These works traveled the globe, sent as postcards from Ruth Wolf-Rehfeldt in the GDR capital of Berlin to Western Europe, the Eastern Bloc, North America, Latin America, Asia, New Caledonia. No rules and no restrictions, besides formats and postage fees to ensure circulation: by distributing free artworks to a community of participants along rhizomatic routes, mail art eluded the diktats of censorship and market alike. Kunstpostbriefe (art letters) operated as free spaces of exhibition, exchange, and personal correspondence.

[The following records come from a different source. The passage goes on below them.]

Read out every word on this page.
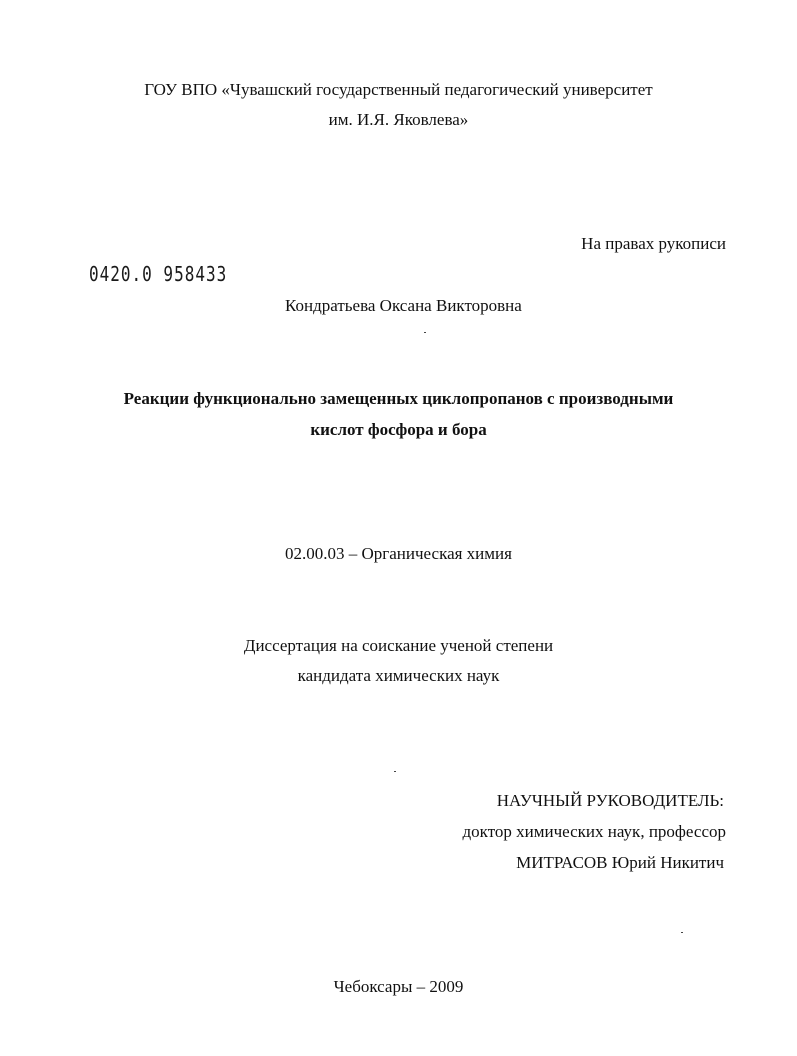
ГОУ ВПО «Чувашский государственный педагогический университет
им. И.Я. Яковлева»
На правах рукописи
0420.0 958433
Кондратьева Оксана Викторовна
Реакции функционально замещенных циклопропанов с производными
кислот фосфора и бора
02.00.03 – Органическая химия
Диссертация на соискание ученой степени
кандидата химических наук
НАУЧНЫЙ РУКОВОДИТЕЛЬ:
доктор химических наук, профессор
МИТРАСОВ Юрий Никитич
Чебоксары – 2009
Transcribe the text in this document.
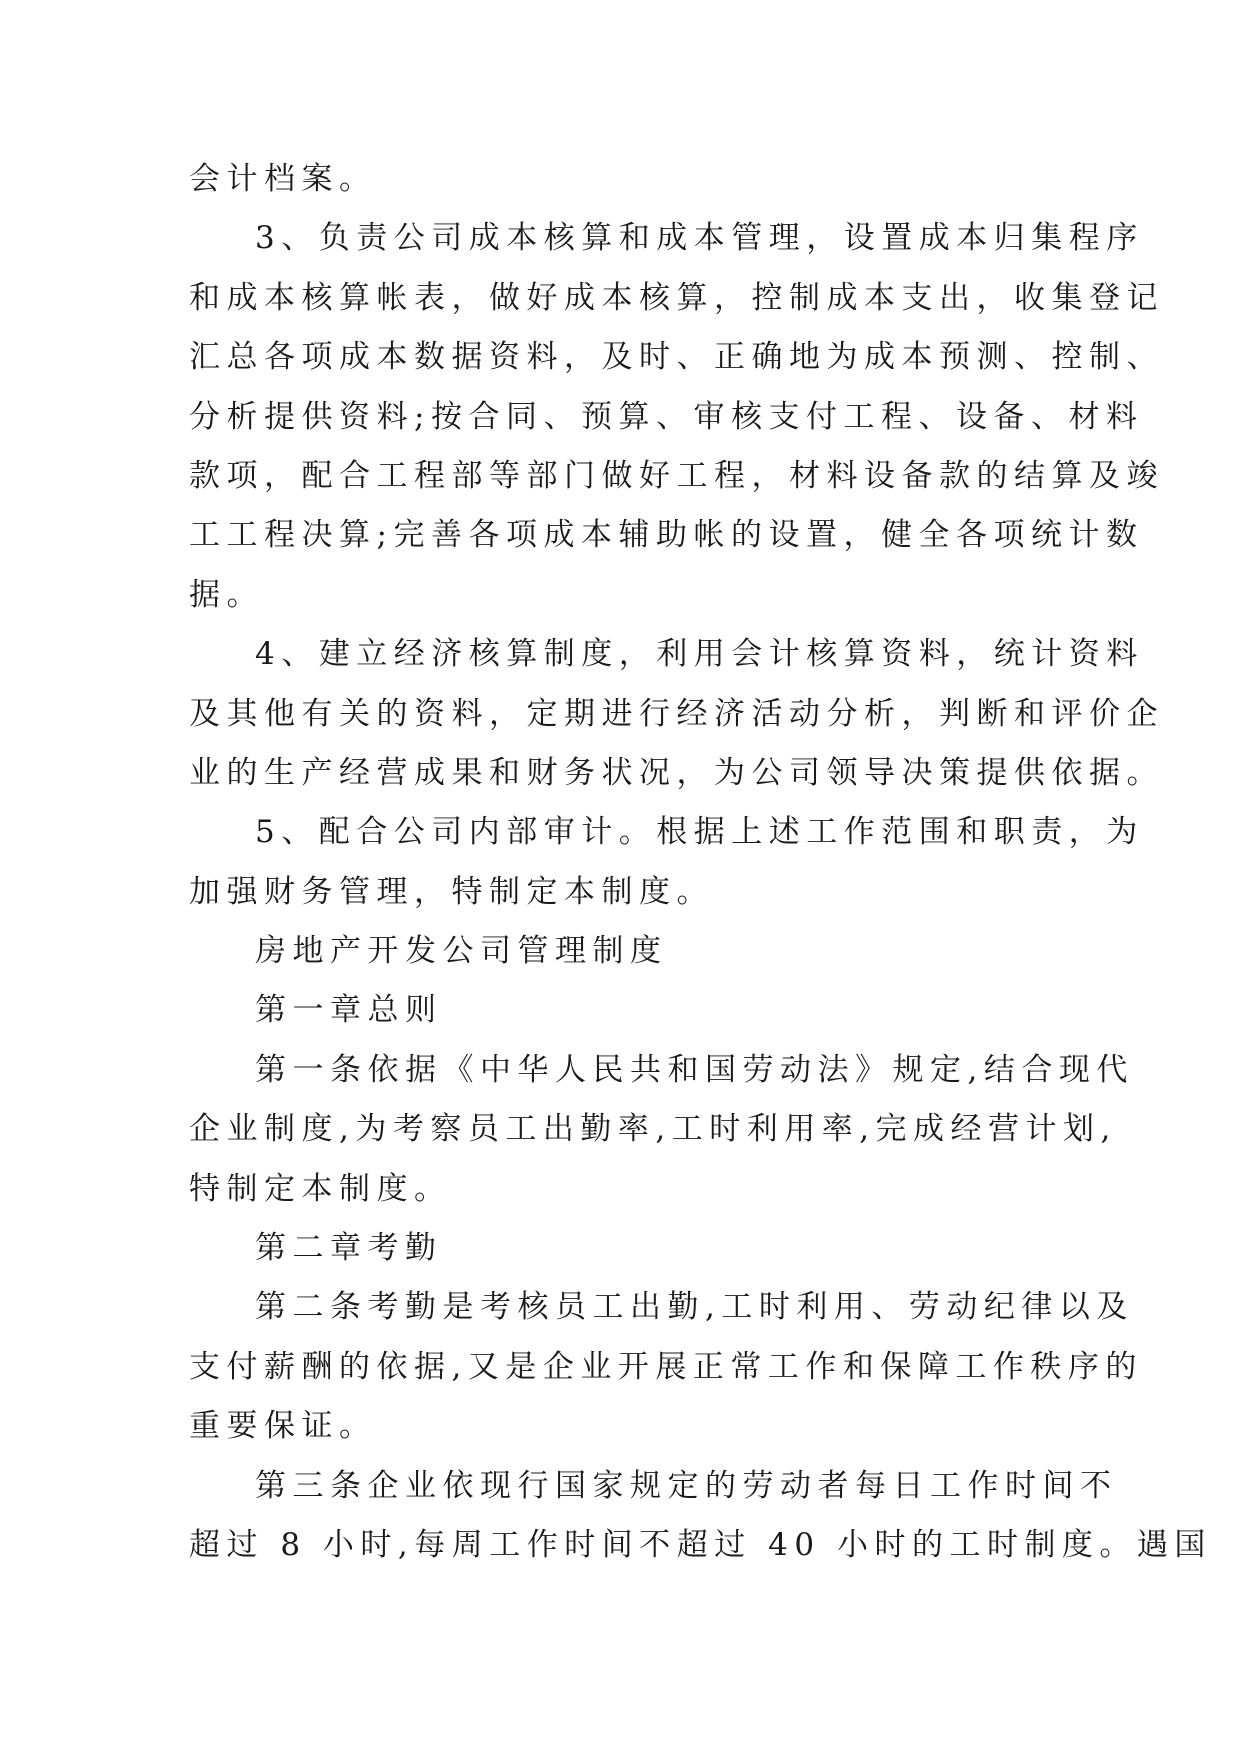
会计档案。
3、负责公司成本核算和成本管理，设置成本归集程序
和成本核算帐表，做好成本核算，控制成本支出，收集登记
汇总各项成本数据资料，及时、正确地为成本预测、控制、
分析提供资料;按合同、预算、审核支付工程、设备、材料
款项，配合工程部等部门做好工程，材料设备款的结算及竣
工工程决算;完善各项成本辅助帐的设置，健全各项统计数
据。
4、建立经济核算制度，利用会计核算资料，统计资料
及其他有关的资料，定期进行经济活动分析，判断和评价企
业的生产经营成果和财务状况，为公司领导决策提供依据。
5、配合公司内部审计。根据上述工作范围和职责，为
加强财务管理，特制定本制度。
房地产开发公司管理制度
第一章总则
第一条依据《中华人民共和国劳动法》规定,结合现代
企业制度,为考察员工出勤率,工时利用率,完成经营计划,
特制定本制度。
第二章考勤
第二条考勤是考核员工出勤,工时利用、劳动纪律以及
支付薪酬的依据,又是企业开展正常工作和保障工作秩序的
重要保证。
第三条企业依现行国家规定的劳动者每日工作时间不
超过 8 小时,每周工作时间不超过 40 小时的工时制度。遇国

Ruth Wolf-Rehfeldt worked with letters, literally. Starting in the early 1970s, the artist (who was born in Wurzen in 1932) created series of “typewritings”—her definition—by combining Teutonic rigor with a subversive sense of humor. Under her fingers, the black and red characters of an Erika Schreibmaschine became patterns, butterflies, waves, abstract compositions, diagrams of fluxes, woven lines of poetry, with titles like be but be aware not to be a ware (ca. 1970–75), Introverse Extroverse (1975), Try and Error (1975), Defeat/Victory (ca. 1970s), Cages on the Run (ca. 1980s). Employed as an office manager, and working as a self-taught artist under a regime of strict surveillance, it was only by turning herself into a typist—a stereotypical female job—that she could dictate the content of her pages. She practiced camouflage: aptly “sterilized” and imbued with mechanic anonymity, her signs resisted alienation to broadcast free messages and to communicate openly. Concrete Shoe (ca. 1970s)—in which disciplined troops of C’s, O’s, and N’s outline a clumsy mid-heeled female shoe—stands both as ironic icon of concrete poetry and symbol of obstructed movement and the artist’s need to overcome it.
With endless patience: mailing involves long intervals of suspense shared by sender and addressee, who alternately exercise desire and longing. “WAIT AWAIT EXPECT WAIT,” say the last lines of Wait (ca. 1973). In the meantime, Wolf-Rehfeldt kept working and mailing, as did her husband, the artist Robert Rehfeldt, while their studio on Mendelstrasse, in East Berlin’s Pankow, became a hub for the local and international art community. The State Association of Artists of the GDR allowed its members to print fifty signed copies of each graphic work, so Wolf-Rehfeldt’s originals piled up in her archive while their deceptively self-effacing replicas circulated around the world. They continued to do so until 1989: after the German reunification, the artist decided to halt her output. There was simply no need for it anymore, she explained.